Wie beeinflusst die Wohnform die Nachbarschaftskontakte?
Der Zusammenhang zwischen Wohnform und Nachbarschaftskontakten zeigt sich darin, wie das Lebensumfeld den Austausch zwischen den Bewohnerinnen und Bewohnern fördert (oder eben nicht). Personen, die in einem Einfamilienhaus oder einem kleinen Mehrfamilienhaus leben, pflegen tendenziell engere und bessere nachbarschaftliche Kontakte. Die meisten von ihnen sind Wohneigentümer und leben schon lange am selben Ort. Sie pflegen dauerhafte Bindungen und unterstützen sich gegenseitig. Diese Dynamik ist besonders im ländlichen Raum zu beobachten. Im Gegensatz dazu erschweren die Anonymität und die hohe Bevölkerungsdichte in grossen Wohnhäusern und städtischen Gebieten den Aufbau von Beziehungen. Nachbarschaftlicher Kontakt entsteht daher langsamer. Es ist jedoch zu betonen, dass diese Feststellungen statistische Tendenzen darstellen und variieren können. Letztlich hängen Qualität und Häufigkeit des Kontakts zur Nachbarschaft eng mit der Gestaltung des Wohn- und Lebensumfelds, der Ortsgebundenheit und den eingesetzten Ressourcen zur Pflege dieser Beziehungen zusammen.
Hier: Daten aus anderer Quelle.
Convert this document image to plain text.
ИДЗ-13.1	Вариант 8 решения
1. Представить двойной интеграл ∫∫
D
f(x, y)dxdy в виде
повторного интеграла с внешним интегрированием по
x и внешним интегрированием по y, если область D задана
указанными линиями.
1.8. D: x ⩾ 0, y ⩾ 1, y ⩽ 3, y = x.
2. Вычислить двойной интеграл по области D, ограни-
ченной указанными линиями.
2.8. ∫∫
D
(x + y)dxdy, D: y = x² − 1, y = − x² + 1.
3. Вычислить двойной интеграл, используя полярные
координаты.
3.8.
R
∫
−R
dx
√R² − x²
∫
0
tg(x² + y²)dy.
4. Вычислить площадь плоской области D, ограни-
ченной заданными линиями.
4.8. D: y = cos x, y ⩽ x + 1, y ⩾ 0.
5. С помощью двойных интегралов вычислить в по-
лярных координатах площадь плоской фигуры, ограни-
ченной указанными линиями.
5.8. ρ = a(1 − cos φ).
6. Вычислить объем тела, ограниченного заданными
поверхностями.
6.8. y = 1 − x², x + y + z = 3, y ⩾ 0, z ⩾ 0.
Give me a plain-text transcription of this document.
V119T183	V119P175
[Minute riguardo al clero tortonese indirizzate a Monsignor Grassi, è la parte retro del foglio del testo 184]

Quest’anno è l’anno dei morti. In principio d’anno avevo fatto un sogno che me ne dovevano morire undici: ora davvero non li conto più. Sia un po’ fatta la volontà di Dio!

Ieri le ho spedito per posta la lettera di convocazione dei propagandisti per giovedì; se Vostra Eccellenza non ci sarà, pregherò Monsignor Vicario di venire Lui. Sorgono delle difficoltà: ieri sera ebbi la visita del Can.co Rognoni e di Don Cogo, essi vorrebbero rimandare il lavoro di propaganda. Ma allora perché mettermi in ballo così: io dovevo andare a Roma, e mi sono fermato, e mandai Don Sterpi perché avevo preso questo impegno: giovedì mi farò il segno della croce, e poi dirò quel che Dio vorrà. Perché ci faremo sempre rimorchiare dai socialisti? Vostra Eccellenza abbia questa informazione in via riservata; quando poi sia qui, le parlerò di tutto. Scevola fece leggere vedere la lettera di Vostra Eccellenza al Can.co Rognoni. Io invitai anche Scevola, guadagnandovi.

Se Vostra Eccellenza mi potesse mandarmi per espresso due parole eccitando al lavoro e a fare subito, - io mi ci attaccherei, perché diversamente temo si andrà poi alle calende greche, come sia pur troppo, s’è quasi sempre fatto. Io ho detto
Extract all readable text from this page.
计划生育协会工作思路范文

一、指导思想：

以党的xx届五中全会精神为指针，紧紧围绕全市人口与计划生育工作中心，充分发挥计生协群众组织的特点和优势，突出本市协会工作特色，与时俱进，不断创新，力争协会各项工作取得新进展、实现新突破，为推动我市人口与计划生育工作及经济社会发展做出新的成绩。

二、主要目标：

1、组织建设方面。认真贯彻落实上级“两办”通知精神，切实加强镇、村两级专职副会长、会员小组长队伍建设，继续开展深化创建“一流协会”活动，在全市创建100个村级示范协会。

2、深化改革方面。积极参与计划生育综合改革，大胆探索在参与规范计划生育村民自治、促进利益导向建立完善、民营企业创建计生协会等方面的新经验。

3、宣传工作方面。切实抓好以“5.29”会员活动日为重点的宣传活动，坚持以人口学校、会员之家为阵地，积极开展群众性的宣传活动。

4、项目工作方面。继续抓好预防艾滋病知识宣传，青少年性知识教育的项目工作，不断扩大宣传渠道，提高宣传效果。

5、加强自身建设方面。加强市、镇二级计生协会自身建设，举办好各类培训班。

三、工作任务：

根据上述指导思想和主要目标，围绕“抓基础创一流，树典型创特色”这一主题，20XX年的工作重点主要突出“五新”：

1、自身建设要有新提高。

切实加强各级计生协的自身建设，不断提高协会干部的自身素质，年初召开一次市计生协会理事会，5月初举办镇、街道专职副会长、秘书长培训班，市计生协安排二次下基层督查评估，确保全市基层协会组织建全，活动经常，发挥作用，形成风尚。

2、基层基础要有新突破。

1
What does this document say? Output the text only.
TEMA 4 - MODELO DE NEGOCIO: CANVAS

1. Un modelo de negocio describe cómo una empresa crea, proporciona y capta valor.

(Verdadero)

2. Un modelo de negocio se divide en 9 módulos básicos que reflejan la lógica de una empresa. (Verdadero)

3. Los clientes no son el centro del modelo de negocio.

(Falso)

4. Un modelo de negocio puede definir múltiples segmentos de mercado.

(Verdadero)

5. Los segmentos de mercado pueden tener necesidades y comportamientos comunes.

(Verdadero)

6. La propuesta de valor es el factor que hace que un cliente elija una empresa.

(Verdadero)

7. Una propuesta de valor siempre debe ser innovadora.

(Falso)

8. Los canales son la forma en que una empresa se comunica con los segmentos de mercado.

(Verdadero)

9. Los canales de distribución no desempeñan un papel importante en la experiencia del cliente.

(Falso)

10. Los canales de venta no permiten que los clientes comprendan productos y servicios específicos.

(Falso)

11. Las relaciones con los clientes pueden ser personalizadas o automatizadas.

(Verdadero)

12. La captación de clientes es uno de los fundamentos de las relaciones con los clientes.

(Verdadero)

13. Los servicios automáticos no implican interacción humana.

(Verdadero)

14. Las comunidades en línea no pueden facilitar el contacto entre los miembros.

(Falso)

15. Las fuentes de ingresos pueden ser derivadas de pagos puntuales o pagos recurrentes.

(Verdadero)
Wie kann die Stärkung der Nachbarschaftsbeziehungen die traditionellen Modelle für die Betreuung von Menschen im Alter ergänzen und verbessern?
Bisher hat die Politik den Fokus auf die Betreuung von Seniorinnen und Senioren in sozialmedizinischen Institutionen gelegt. Es wird jedoch immer dringlicher, auch andere Herausforderungen anzugehen, insbesondere die Unterstützung zu Hause durch vielfältige soziale Leistungen, die über die reine Pflege hinausgehen. Obwohl der Bedarf spürbar ist, sind Angebote für Betreuungsleistungen zu Hause noch wenig entwickelt (und werden von den Sozialversicherungen auch nicht finanziert). Die Schaffung von Gemeinschaftsstrukturen und die Förderung von Nachbarschaftsbeziehungen spielen eine wichtige Rolle in der Bekämpfung von Isolation. Diese zwischenmenschlichen Dynamiken entstehen nicht wie von Zauberhand. Sie erfordern den Einbezug von Fachleuten, wie zum Beispiel Sozialreferentinnen, um entsprechende Initiativen zu begleiten und zu moderieren. Eine vielversprechende Lösung könnte sein, lokale Begegnungsmöglichkeiten wie einladende Räumlichkeiten oder Cafés zu schaffen und regelmässige Aktivitäten im Quartier zu organisieren.
Laut der Befragung wünschen sich 23 Prozent der Befragten mehr Kontakt zu ihren Nachbarn. Wie kann man diesen fördern und aufrechterhalten?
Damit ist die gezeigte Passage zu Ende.